Una fraternità effettiva – e affettiva – intuitivamente prevede una vicinanza fisica almeno ricorrente e una condivisione di un obiettivo di vita significativo, si protrae nel tempo e attraversa ostacoli successi e sconfitte, suscita emozioni non banali e legami profondi.
Con quante persone si può realizzare una stabile interazione di così intensa? Ha dei limiti, oltre i quali i legami divengono più lassi progressivamente. Come reti da pesca, più le maglie sono fitte – i legami interpersonali – più trattengono pesci e quanto altro fluttua nell’acqua, più sono distanti meno trattengono. La metafora aiuta a comprendere una difficoltà oggettiva alla realizzazione della fraternità universale.

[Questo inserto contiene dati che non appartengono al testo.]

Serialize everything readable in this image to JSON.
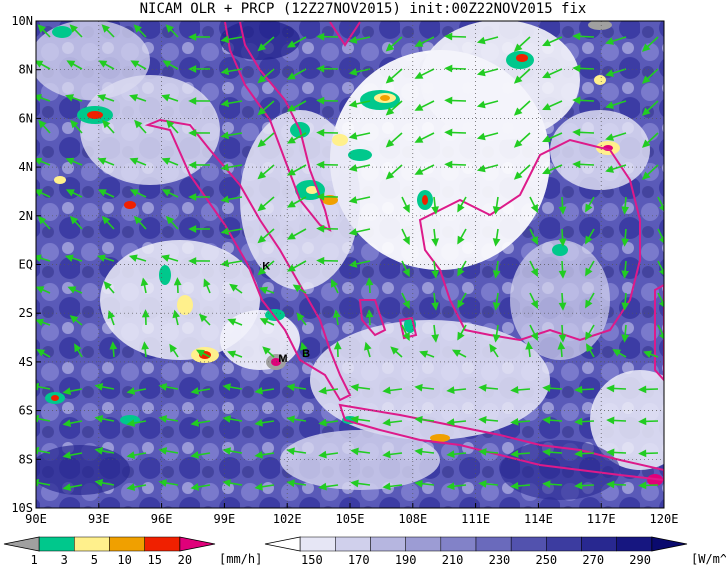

Tentiamo un approccio differente. Partiamo dalle fraternità piccole, come quelle già esistenti dei gruppi di mutuo aiuto nelle loro varie versioni, formali o meno, come nodi da collegare tra loro – ecco il formarsi della rete – da incrociare con le reti formali, per esempio professionali, culturali, politiche… in modo da produrre una rete con maglie diverse sempre più strette, sempre con nodi piccoli, di grande tenuta ma non isolati.
L’essere parte di una rete valorizza e diffonde la fraternità, stimola una sana emulazione, così che ognuno sia motivatamente attratto da comportamenti fraterni e facilitato nel realizzarli con efficacia e soddisfazione.
Ogni nodo ha un libero spazio interno e uno esterno con una certa libertà di movimento, quanto basta per essere liberi ma senza confliggere con gli altri nodi e senza perdere la ricchezza di scambi con la rete tutta. Il legno storto di Kant già citato in precedenza trova giusto contenimento e valorizzazione della sua creatività.
La fraternità non è una utopia e se lo fosse, merita ugualmente di essere perseguita. La difficoltà ha suscitato molte ricerche in cerca di spiegazioni “razionali”, biologiche. Abbiamo strumenti e conoscenze e che offrono modelli di intervento, per incentivare la fraternità.
Ricordo Robin Dunbar, con studi comparativi del cranio e dei suoi contenuti dei mammiferi, uomo compreso, collegati alle dinamiche relazionali umane, per le quali suggeriscono limiti indicativi: con 5 si è davvero intimi; 15 per un gruppo efficace; 50 per la frequentazione abituale; con 150 c’è ancora una relazione significativa (la tribù?); 1500 i conoscenti (il paese, il quartiere).
Altre ricerche, in scia, propongono cifre simili.
Le neuroscienze comparano l’ingrandirsi di strutture cerebrali dalla scimmia ai primati fino all’uomo (il neopallio) con l’allargamento del gruppo sociale, che arriva nell’uomo appunto a 150.
Lo sviluppo delle comunicazioni, esaltato da internet, indica da tempo la necessità di ripensare questi limiti – ricordo la teoria dei sei gradi di separazione di Frigyes Karinthy, che prevede di collegare due persone che non si conoscono con al massimo cinque passaggi intermedi.
Questi cambiamenti in corso saranno utili per realizzare la fraternità universale?